4 The country is currently experiencing 116 FMD outbreaks in farms, feedlots and communal areas in KwaZulu-Natal, Limpopo, North West, Gauteng, Mpumalanga and Free State provinces.

5 The Minister acknowledges the efforts made by farmers, communities and industries to curb illegal movements of animals from known positive areas and to improve biosecurity on animal farms.

6 However, the disease continues to spread, with 15 new properties and two new provinces affected in the last two weeks alone.

7 The ban will be declared in the Government Gazette.

8 Any breach of the traffic ban is a criminal offence.

9 The exception will be only with veterinary permission for: (i) Cattle for direct slaughter in registered slaughterhouses (ii) Slaughter for ritual purposes moving to the final destination after being sold, the local state veterinary office must be contacted to obtain these permits” said Minister Didiza.

10 Minister Didiza warns perpetrators who are illegally transporting livestock that they will be prosecuted for contravening the Animal Diseases Act 1984 (Act No. 35).

11 of 1984).

12 The Minister recognizes the great disturbance that the traffic ban will cause in the normal functioning of many sectors.

13 For this reason, the ban only applies to cattle, as the movement of cattle was identified as the main cause of the continued spread of the outbreaks.

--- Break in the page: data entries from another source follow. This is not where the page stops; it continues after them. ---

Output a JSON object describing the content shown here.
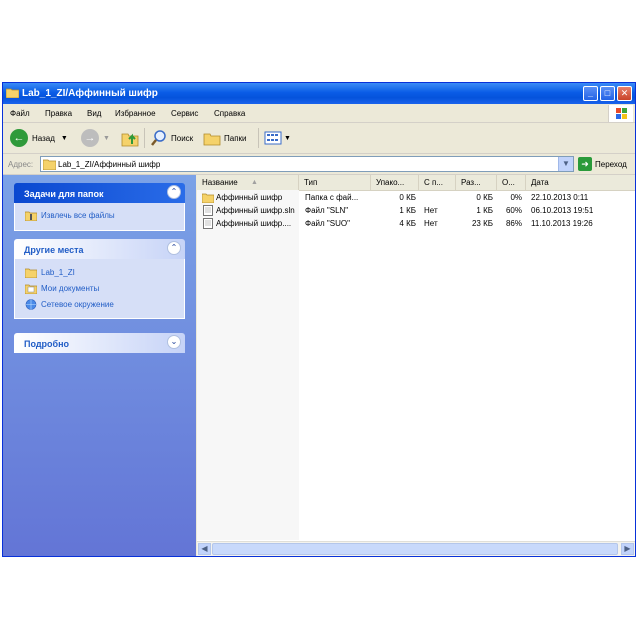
{
  "window": {
    "title": "Lab_1_ZI/Аффинный шифр",
    "controls": {
      "minimize": "_",
      "maximize": "□",
      "close": "✕"
    }
  },
  "menu": [
    "Файл",
    "Правка",
    "Вид",
    "Избранное",
    "Сервис",
    "Справка"
  ],
  "toolbar": {
    "back_label": "Назад",
    "search_label": "Поиск",
    "folders_label": "Папки"
  },
  "address": {
    "label": "Адрес:",
    "value": "Lab_1_ZI/Аффинный шифр",
    "go_label": "Переход"
  },
  "sidebar": {
    "tasks": {
      "title": "Задачи для папок",
      "items": [
        "Извлечь все файлы"
      ]
    },
    "places": {
      "title": "Другие места",
      "items": [
        "Lab_1_ZI",
        "Мои документы",
        "Сетевое окружение"
      ]
    },
    "details": {
      "title": "Подробно"
    }
  },
  "columns": [
    "Название",
    "Тип",
    "Упако...",
    "С п...",
    "Раз...",
    "О...",
    "Дата"
  ],
  "files": [
    {
      "name": "Аффинный шифр",
      "type": "Папка с фай...",
      "packed": "0 КБ",
      "pwd": "",
      "size": "0 КБ",
      "ratio": "0%",
      "date": "22.10.2013 0:11",
      "icon": "folder-icon"
    },
    {
      "name": "Аффинный шифр.sln",
      "type": "Файл \"SLN\"",
      "packed": "1 КБ",
      "pwd": "Нет",
      "size": "1 КБ",
      "ratio": "60%",
      "date": "06.10.2013 19:51",
      "icon": "file-icon"
    },
    {
      "name": "Аффинный шифр....",
      "type": "Файл \"SUO\"",
      "packed": "4 КБ",
      "pwd": "Нет",
      "size": "23 КБ",
      "ratio": "86%",
      "date": "11.10.2013 19:26",
      "icon": "file-icon"
    }
  ]
}
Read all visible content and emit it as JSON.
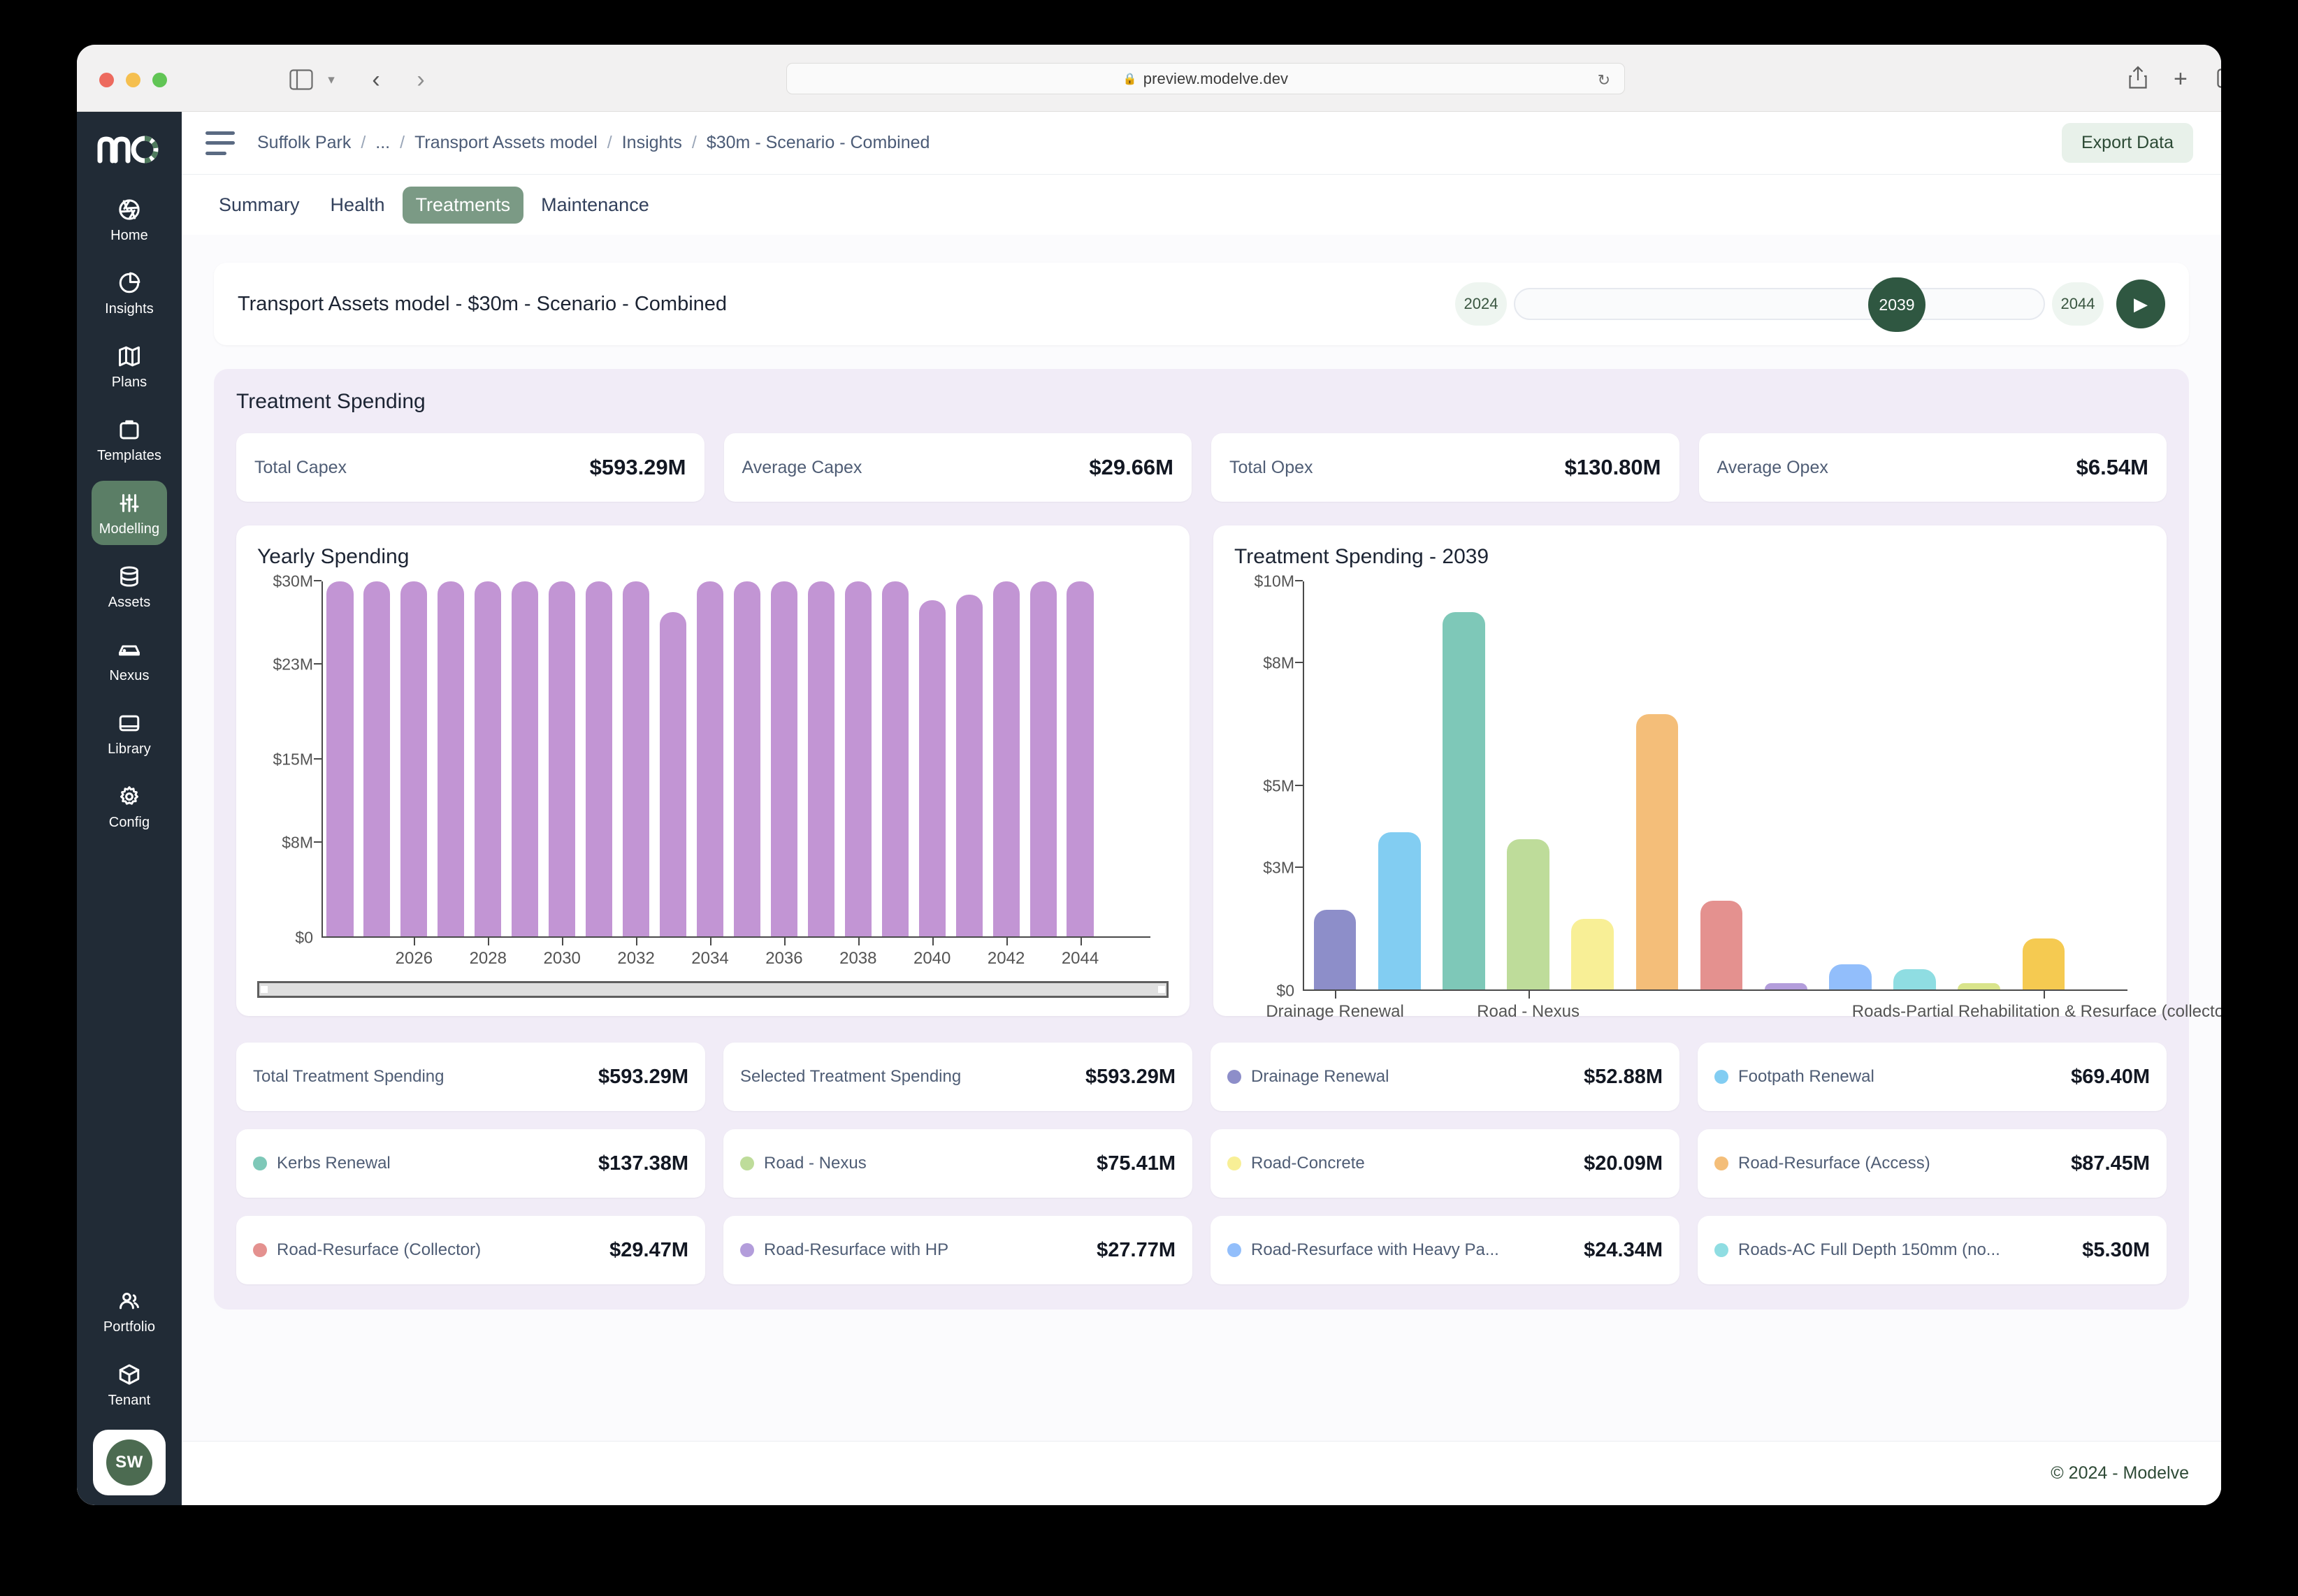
{
  "browser": {
    "url": "preview.modelve.dev",
    "lock_icon": "lock-icon",
    "reload_icon": "reload-icon",
    "back_icon": "chevron-left-icon",
    "forward_icon": "chevron-right-icon",
    "sidebar_icon": "sidebar-toggle-icon",
    "chevron_icon": "chevron-down-icon",
    "share_icon": "share-icon",
    "newtab_icon": "plus-icon",
    "tabs_icon": "tab-overview-icon"
  },
  "rail": {
    "logo": "modelve-logo",
    "items": [
      {
        "label": "Home",
        "icon": "aperture-icon",
        "active": false
      },
      {
        "label": "Insights",
        "icon": "pie-chart-icon",
        "active": false
      },
      {
        "label": "Plans",
        "icon": "map-icon",
        "active": false
      },
      {
        "label": "Templates",
        "icon": "clipboard-icon",
        "active": false
      },
      {
        "label": "Modelling",
        "icon": "sliders-icon",
        "active": true
      },
      {
        "label": "Assets",
        "icon": "database-icon",
        "active": false
      },
      {
        "label": "Nexus",
        "icon": "server-icon",
        "active": false
      },
      {
        "label": "Library",
        "icon": "book-icon",
        "active": false
      },
      {
        "label": "Config",
        "icon": "gear-icon",
        "active": false
      }
    ],
    "bottom_items": [
      {
        "label": "Portfolio",
        "icon": "users-icon"
      },
      {
        "label": "Tenant",
        "icon": "cube-icon"
      }
    ],
    "avatar_initials": "SW"
  },
  "header": {
    "menu_icon": "hamburger-icon",
    "breadcrumb": [
      "Suffolk Park",
      "...",
      "Transport Assets model",
      "Insights",
      "$30m - Scenario - Combined"
    ],
    "breadcrumb_separator": "/",
    "export_label": "Export Data"
  },
  "tabs": [
    {
      "label": "Summary",
      "active": false
    },
    {
      "label": "Health",
      "active": false
    },
    {
      "label": "Treatments",
      "active": true
    },
    {
      "label": "Maintenance",
      "active": false
    }
  ],
  "title_card": {
    "model_title": "Transport Assets model - $30m - Scenario - Combined",
    "year_min": "2024",
    "year_current": "2039",
    "year_max": "2044",
    "play_icon": "play-icon"
  },
  "panel": {
    "title": "Treatment Spending",
    "kpis": [
      {
        "label": "Total Capex",
        "value": "$593.29M"
      },
      {
        "label": "Average Capex",
        "value": "$29.66M"
      },
      {
        "label": "Total Opex",
        "value": "$130.80M"
      },
      {
        "label": "Average Opex",
        "value": "$6.54M"
      }
    ]
  },
  "legend_cards": [
    {
      "name": "Total Treatment Spending",
      "value": "$593.29M",
      "color": null
    },
    {
      "name": "Selected Treatment Spending",
      "value": "$593.29M",
      "color": null
    },
    {
      "name": "Drainage Renewal",
      "value": "$52.88M",
      "color": "#8d8ec9"
    },
    {
      "name": "Footpath Renewal",
      "value": "$69.40M",
      "color": "#82cdf2"
    },
    {
      "name": "Kerbs Renewal",
      "value": "$137.38M",
      "color": "#7ec8b8"
    },
    {
      "name": "Road - Nexus",
      "value": "$75.41M",
      "color": "#bedc9a"
    },
    {
      "name": "Road-Concrete",
      "value": "$20.09M",
      "color": "#f8ef96"
    },
    {
      "name": "Road-Resurface (Access)",
      "value": "$87.45M",
      "color": "#f4be79"
    },
    {
      "name": "Road-Resurface (Collector)",
      "value": "$29.47M",
      "color": "#e4918f"
    },
    {
      "name": "Road-Resurface with HP",
      "value": "$27.77M",
      "color": "#b39ddb"
    },
    {
      "name": "Road-Resurface with Heavy Pa...",
      "value": "$24.34M",
      "color": "#92befb"
    },
    {
      "name": "Roads-AC Full Depth 150mm (no...",
      "value": "$5.30M",
      "color": "#8fdde2"
    }
  ],
  "footer": {
    "copyright": "© 2024 - Modelve"
  },
  "chart_data": [
    {
      "type": "bar",
      "title": "Yearly Spending",
      "xlabel": "",
      "ylabel": "",
      "ylim": [
        0,
        30
      ],
      "ytick_labels": [
        "$0",
        "$8M",
        "$15M",
        "$23M",
        "$30M"
      ],
      "ytick_values": [
        0,
        8,
        15,
        23,
        30
      ],
      "grid": false,
      "legend": "none",
      "bar_color": "#c295d4",
      "categories": [
        "2024",
        "2025",
        "2026",
        "2027",
        "2028",
        "2029",
        "2030",
        "2031",
        "2032",
        "2033",
        "2034",
        "2035",
        "2036",
        "2037",
        "2038",
        "2039",
        "2040",
        "2041",
        "2042",
        "2043",
        "2044"
      ],
      "xtick_labels": [
        "2026",
        "2028",
        "2030",
        "2032",
        "2034",
        "2036",
        "2038",
        "2040",
        "2042",
        "2044"
      ],
      "values": [
        30,
        30,
        30,
        30,
        30,
        30,
        30,
        30,
        30,
        27.4,
        30,
        30,
        30,
        30,
        30,
        30,
        28.4,
        28.9,
        30,
        30,
        30
      ],
      "scrollbar": true
    },
    {
      "type": "bar",
      "title": "Treatment Spending - 2039",
      "xlabel": "",
      "ylabel": "",
      "ylim": [
        0,
        10
      ],
      "ytick_labels": [
        "$0",
        "$3M",
        "$5M",
        "$8M",
        "$10M"
      ],
      "ytick_values": [
        0,
        3,
        5,
        8,
        10
      ],
      "grid": false,
      "legend": "none",
      "xtick_labels": [
        "Drainage Renewal",
        "Road - Nexus",
        "Roads-Partial Rehabilitation & Resurface (collector)"
      ],
      "categories": [
        "Drainage Renewal",
        "Footpath Renewal",
        "Kerbs Renewal",
        "Road - Nexus",
        "Road-Concrete",
        "Road-Resurface (Access)",
        "Road-Resurface (Collector)",
        "Road-Resurface with HP",
        "Road-Resurface with Heavy Pa...",
        "Roads-AC Full Depth 150mm (no...",
        "Roads-Partial Rehabilitation",
        "Roads-Partial Rehabilitation & Resurface (collector)"
      ],
      "values": [
        1.95,
        3.85,
        9.25,
        3.68,
        1.73,
        6.75,
        2.18,
        0.16,
        0.62,
        0.5,
        0.15,
        1.25
      ],
      "colors": [
        "#8d8ec9",
        "#82cdf2",
        "#7ec8b8",
        "#bedc9a",
        "#f8ef96",
        "#f4be79",
        "#e4918f",
        "#b39ddb",
        "#92befb",
        "#8fdde2",
        "#d9e48b",
        "#f5ca51"
      ]
    }
  ]
}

14 However, the public is reminded that all cloven-hoofed animals can spread the FMD virus, and the movement of cloven-hoofed sheep, goats, pigs and game should also be handled with the necessary caution.

15 Animals showing suspicious clinical symptoms (salivation, blisters in the mouth, lameness or lesions on the hooves) must not be moved under any circumstances.

16 Members of the public should immediately contact the District State Veterinary Services or their private veterinarians.